Can congenital hydrocephalus be cured?

Congenital hydrocephalus can be effectively controlled through surgery and drug treatment, and early intervention is the key. Treatment methods include ventriculoperitoneal shunt, endoscopic third ventriculostomy and drug treatment, and the specific plan needs to be formulated according to the condition.

1. Ventriculoperitoneal shunt is a common surgical method that implants a shunt between the ventricles and the peritoneal cavity to drain excess cerebrospinal fluid into the peritoneal cavity for absorption. This surgery can effectively reduce intracranial pressure and improve symptoms of hydrocephalus, but the function of the shunt needs to be monitored regularly to avoid blockage or infection.

2. Endoscopic third ventriculostomy is a minimally invasive surgery that creates a fistula at the bottom of the third ventricle through an endoscope, allowing cerebrospinal fluid to flow directly into the subarachnoid space. This surgery is suitable for some patients with obstructive hydrocephalus and has the advantages of less trauma and faster recovery, but the indications need to be strictly controlled.

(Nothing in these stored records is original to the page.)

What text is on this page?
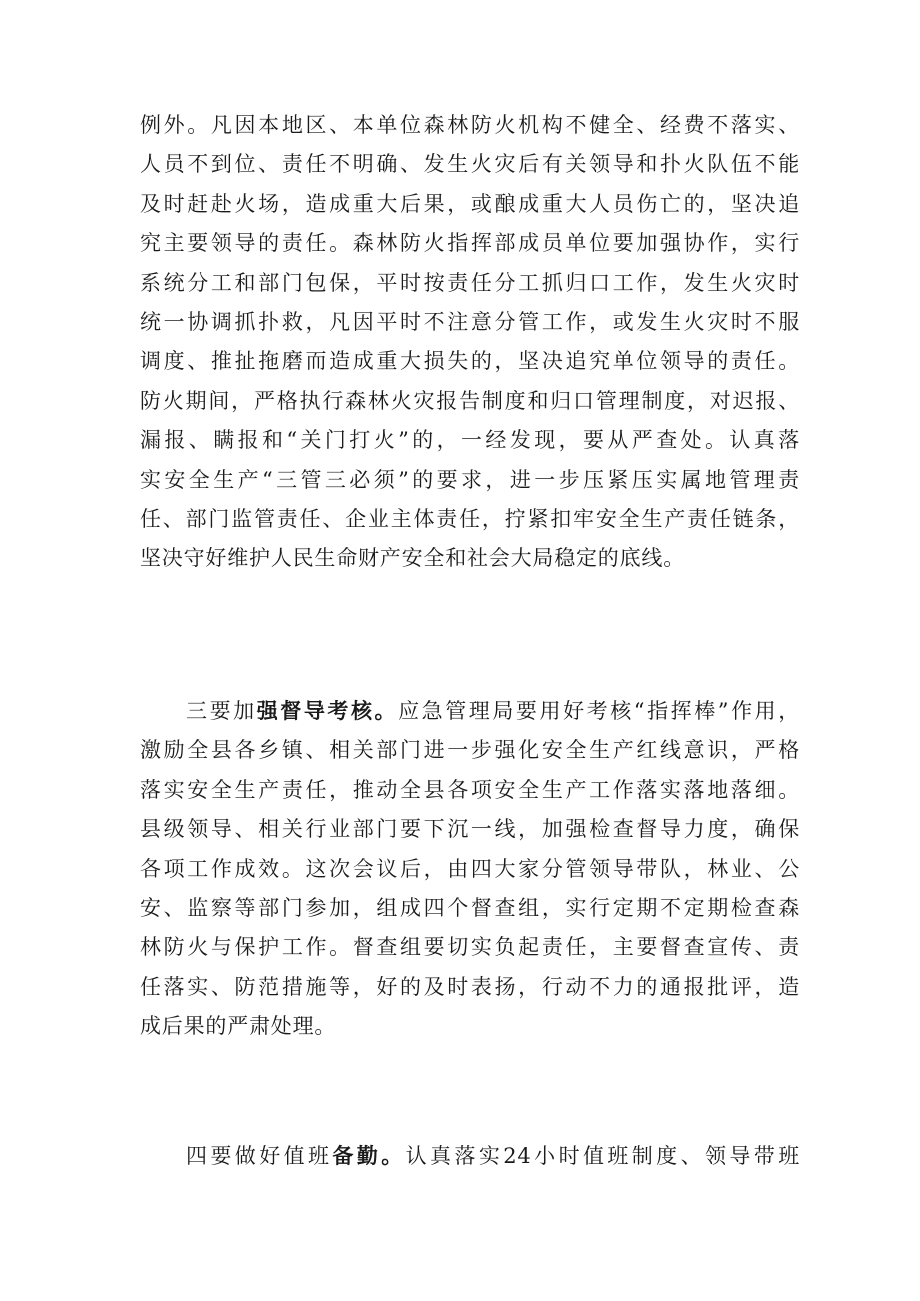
例外。凡因本地区、本单位森林防火机构不健全、经费不落实、
人员不到位、责任不明确、发生火灾后有关领导和扑火队伍不能
及时赶赴火场，造成重大后果，或酿成重大人员伤亡的，坚决追
究主要领导的责任。森林防火指挥部成员单位要加强协作，实行
系统分工和部门包保，平时按责任分工抓归口工作，发生火灾时
统一协调抓扑救，凡因平时不注意分管工作，或发生火灾时不服
调度、推扯拖磨而造成重大损失的，坚决追究单位领导的责任。
防火期间，严格执行森林火灾报告制度和归口管理制度，对迟报、
漏报、瞒报和“关门打火”的，一经发现，要从严查处。认真落
实安全生产“三管三必须”的要求，进一步压紧压实属地管理责
任、部门监管责任、企业主体责任，拧紧扣牢安全生产责任链条，
坚决守好维护人民生命财产安全和社会大局稳定的底线。
三要加强督导考核。应急管理局要用好考核“指挥棒”作用，
激励全县各乡镇、相关部门进一步强化安全生产红线意识，严格
落实安全生产责任，推动全县各项安全生产工作落实落地落细。
县级领导、相关行业部门要下沉一线，加强检查督导力度，确保
各项工作成效。这次会议后，由四大家分管领导带队，林业、公
安、监察等部门参加，组成四个督查组，实行定期不定期检查森
林防火与保护工作。督查组要切实负起责任，主要督查宣传、责
任落实、防范措施等，好的及时表扬，行动不力的通报批评，造
成后果的严肃处理。
四要做好值班备勤。认真落实24小时值班制度、领导带班
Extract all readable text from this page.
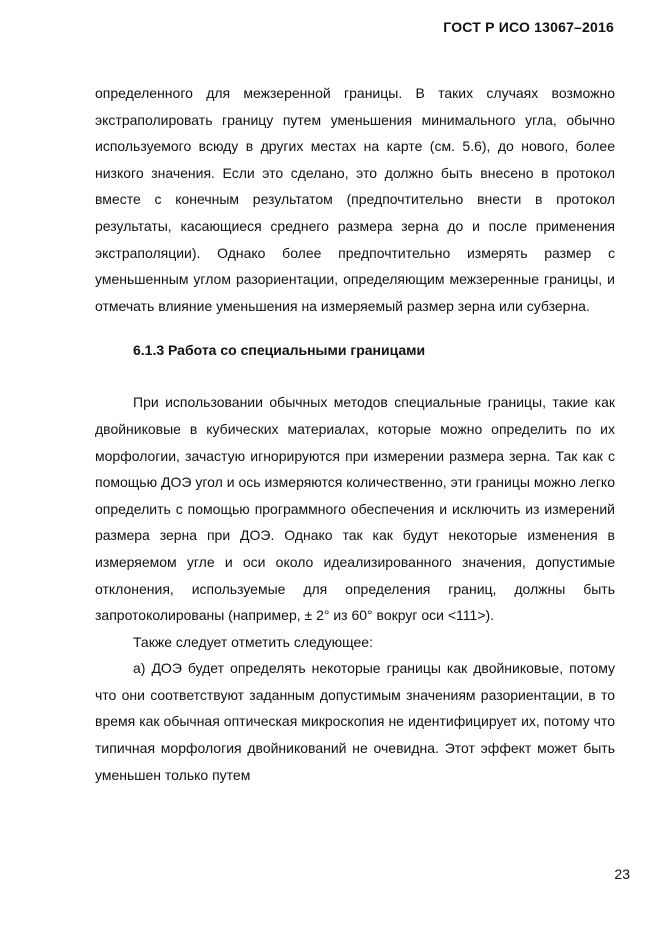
ГОСТ Р ИСО 13067–2016

определенного для межзеренной границы. В таких случаях возможно экстраполировать границу путем уменьшения минимального угла, обычно используемого всюду в других местах на карте (см. 5.6), до нового, более низкого значения. Если это сделано, это должно быть внесено в протокол вместе с конечным результатом (предпочтительно внести в протокол результаты, касающиеся среднего размера зерна до и после применения экстраполяции). Однако более предпочтительно измерять размер с уменьшенным углом разориентации, определяющим межзеренные границы, и отмечать влияние уменьшения на измеряемый размер зерна или субзерна.

6.1.3 Работа со специальными границами

При использовании обычных методов специальные границы, такие как двойниковые в кубических материалах, которые можно определить по их морфологии, зачастую игнорируются при измерении размера зерна. Так как с помощью ДОЭ угол и ось измеряются количественно, эти границы можно легко определить с помощью программного обеспечения и исключить из измерений размера зерна при ДОЭ. Однако так как будут некоторые изменения в измеряемом угле и оси около идеализированного значения, допустимые отклонения, используемые для определения границ, должны быть запротоколированы (например, ± 2° из 60° вокруг оси <111>).

Также следует отметить следующее:

а) ДОЭ будет определять некоторые границы как двойниковые, потому что они соответствуют заданным допустимым значениям разориентации, в то время как обычная оптическая микроскопия не идентифицирует их, потому что типичная морфология двойникований не очевидна. Этот эффект может быть уменьшен только путем

23
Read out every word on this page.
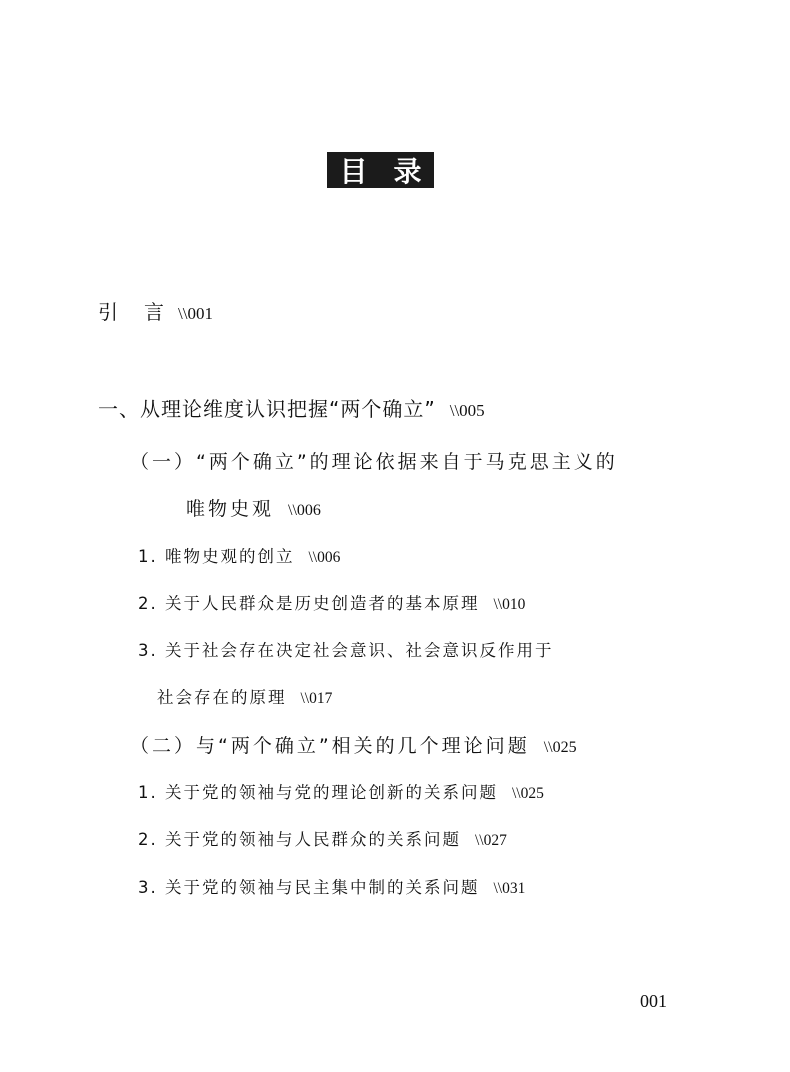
目 录
引 言 \\001
一、从理论维度认识把握“两个确立” \\005
（一）“两个确立”的理论依据来自于马克思主义的
唯物史观 \\006
1. 唯物史观的创立 \\006
2. 关于人民群众是历史创造者的基本原理 \\010
3. 关于社会存在决定社会意识、社会意识反作用于
社会存在的原理 \\017
（二）与“两个确立”相关的几个理论问题 \\025
1. 关于党的领袖与党的理论创新的关系问题 \\025
2. 关于党的领袖与人民群众的关系问题 \\027
3. 关于党的领袖与民主集中制的关系问题 \\031
001
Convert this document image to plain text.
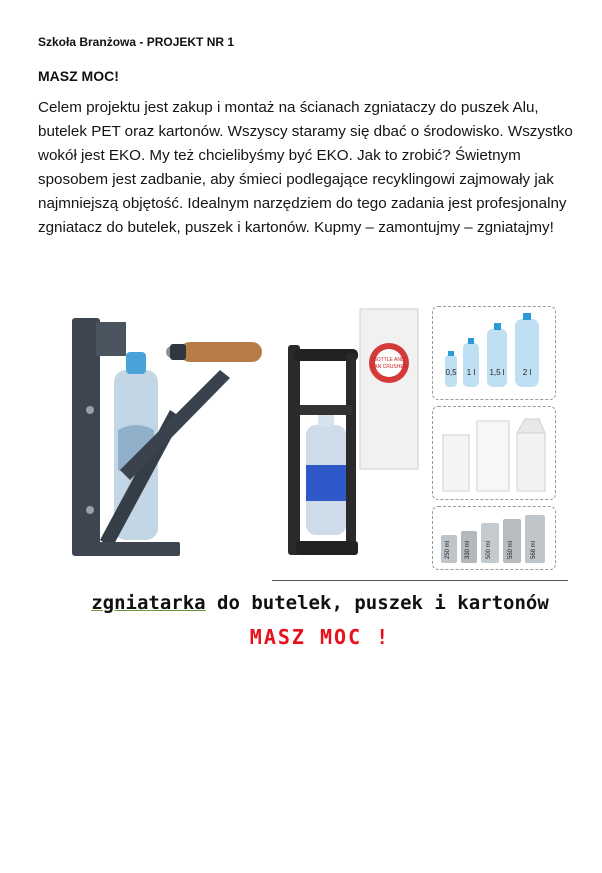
Szkoła Branżowa - PROJEKT NR 1
MASZ MOC!
Celem projektu jest zakup i montaż na ścianach zgniataczy do puszek Alu, butelek PET oraz kartonów. Wszyscy staramy się dbać o środowisko. Wszystko wokół jest EKO. My też chcielibyśmy być EKO. Jak to zrobić? Świetnym sposobem jest zadbanie, aby śmieci podlegające recyklingowi zajmowały jak najmniejszą objętość. Idealnym narzędziem do tego zadania jest profesjonalny zgniatacz do butelek, puszek i kartonów. Kupmy – zamontujmy – zgniatajmy!
BOTTLE AND
CAN CRUSHER
0,5 1 l 1,5 l 2 l
250 ml 330 ml	500 ml	550 ml	568 ml
zgniatarka do butelek, puszek i kartonów
MASZ MOC !
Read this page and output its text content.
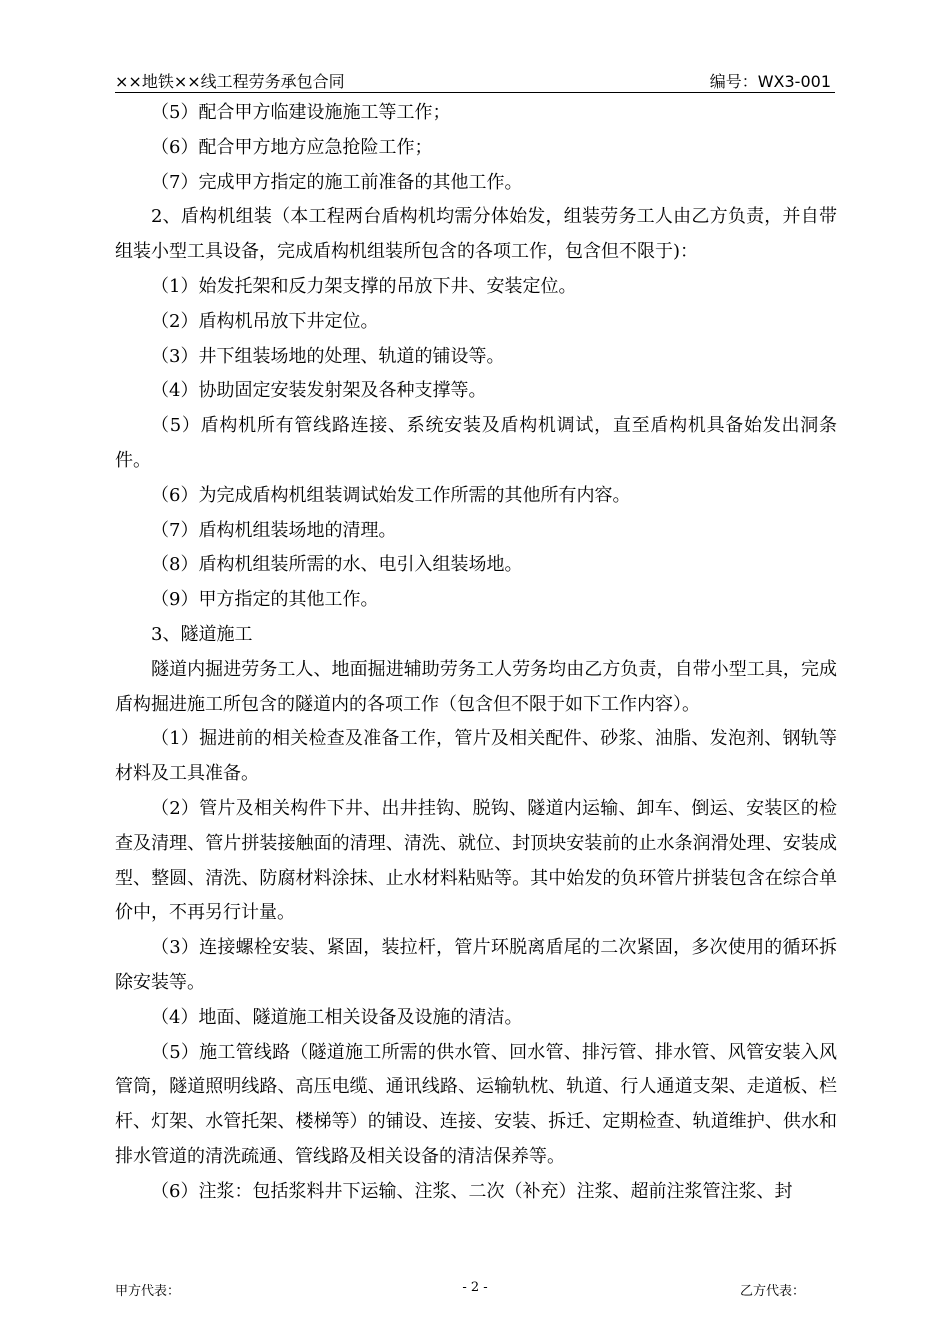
××地铁××线工程劳务承包合同	编号：WX3-001

（5）配合甲方临建设施施工等工作；

（6）配合甲方地方应急抢险工作；

（7）完成甲方指定的施工前准备的其他工作。

2、盾构机组装（本工程两台盾构机均需分体始发，组装劳务工人由乙方负责，并自带组装小型工具设备，完成盾构机组装所包含的各项工作，包含但不限于)：

（1）始发托架和反力架支撑的吊放下井、安装定位。

（2）盾构机吊放下井定位。

（3）井下组装场地的处理、轨道的铺设等。

（4）协助固定安装发射架及各种支撑等。

（5）盾构机所有管线路连接、系统安装及盾构机调试，直至盾构机具备始发出洞条件。

（6）为完成盾构机组装调试始发工作所需的其他所有内容。

（7）盾构机组装场地的清理。

（8）盾构机组装所需的水、电引入组装场地。

（9）甲方指定的其他工作。

3、隧道施工

隧道内掘进劳务工人、地面掘进辅助劳务工人劳务均由乙方负责，自带小型工具，完成盾构掘进施工所包含的隧道内的各项工作（包含但不限于如下工作内容）。

（1）掘进前的相关检查及准备工作，管片及相关配件、砂浆、油脂、发泡剂、钢轨等材料及工具准备。

（2）管片及相关构件下井、出井挂钩、脱钩、隧道内运输、卸车、倒运、安装区的检查及清理、管片拼装接触面的清理、清洗、就位、封顶块安装前的止水条润滑处理、安装成型、整圆、清洗、防腐材料涂抹、止水材料粘贴等。其中始发的负环管片拼装包含在综合单价中，不再另行计量。

（3）连接螺栓安装、紧固，装拉杆，管片环脱离盾尾的二次紧固，多次使用的循环拆除安装等。

（4）地面、隧道施工相关设备及设施的清洁。

（5）施工管线路（隧道施工所需的供水管、回水管、排污管、排水管、风管安装入风管筒，隧道照明线路、高压电缆、通讯线路、运输轨枕、轨道、行人通道支架、走道板、栏杆、灯架、水管托架、楼梯等）的铺设、连接、安装、拆迁、定期检查、轨道维护、供水和排水管道的清洗疏通、管线路及相关设备的清洁保养等。

（6）注浆：包括浆料井下运输、注浆、二次（补充）注浆、超前注浆管注浆、封

甲方代表：	- 2 -	乙方代表：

3. Drug therapy is mainly used to relieve symptoms and assist in treatment. Commonly used drugs include acetazolamide and furosemide, which can reduce cerebrospinal fluid secretion and reduce intracranial pressure. Drug therapy is usually used as an auxiliary means of surgery and cannot completely replace surgical treatment.

4. Rehabilitation therapy is equally important in the management of congenital hydrocephalus, including physical therapy, speech therapy and cognitive training. These treatments can help patients improve motor function, language ability and cognitive level, and improve the quality of life. Rehabilitation therapy requires long-term persistence and combined with individualized plans.

5. Regular follow-up and monitoring are important parts of the management of congenital hydrocephalus, including imaging examinations, neurological function assessments, and shunt function monitoring. Regular follow-up can help timely detect and address complications, adjust treatment plans, and ensure treatment effectiveness.

Although congenital hydrocephalus is a complex disease, most patients can achieve a good prognosis through early diagnosis, reasonable treatment and long-term management. Parents should actively cooperate with doctors in treatment, pay attention to their children's growth and development, and conduct rehabilitation training in a timely manner to help their children recover their functions to the maximum extent and improve their quality of life.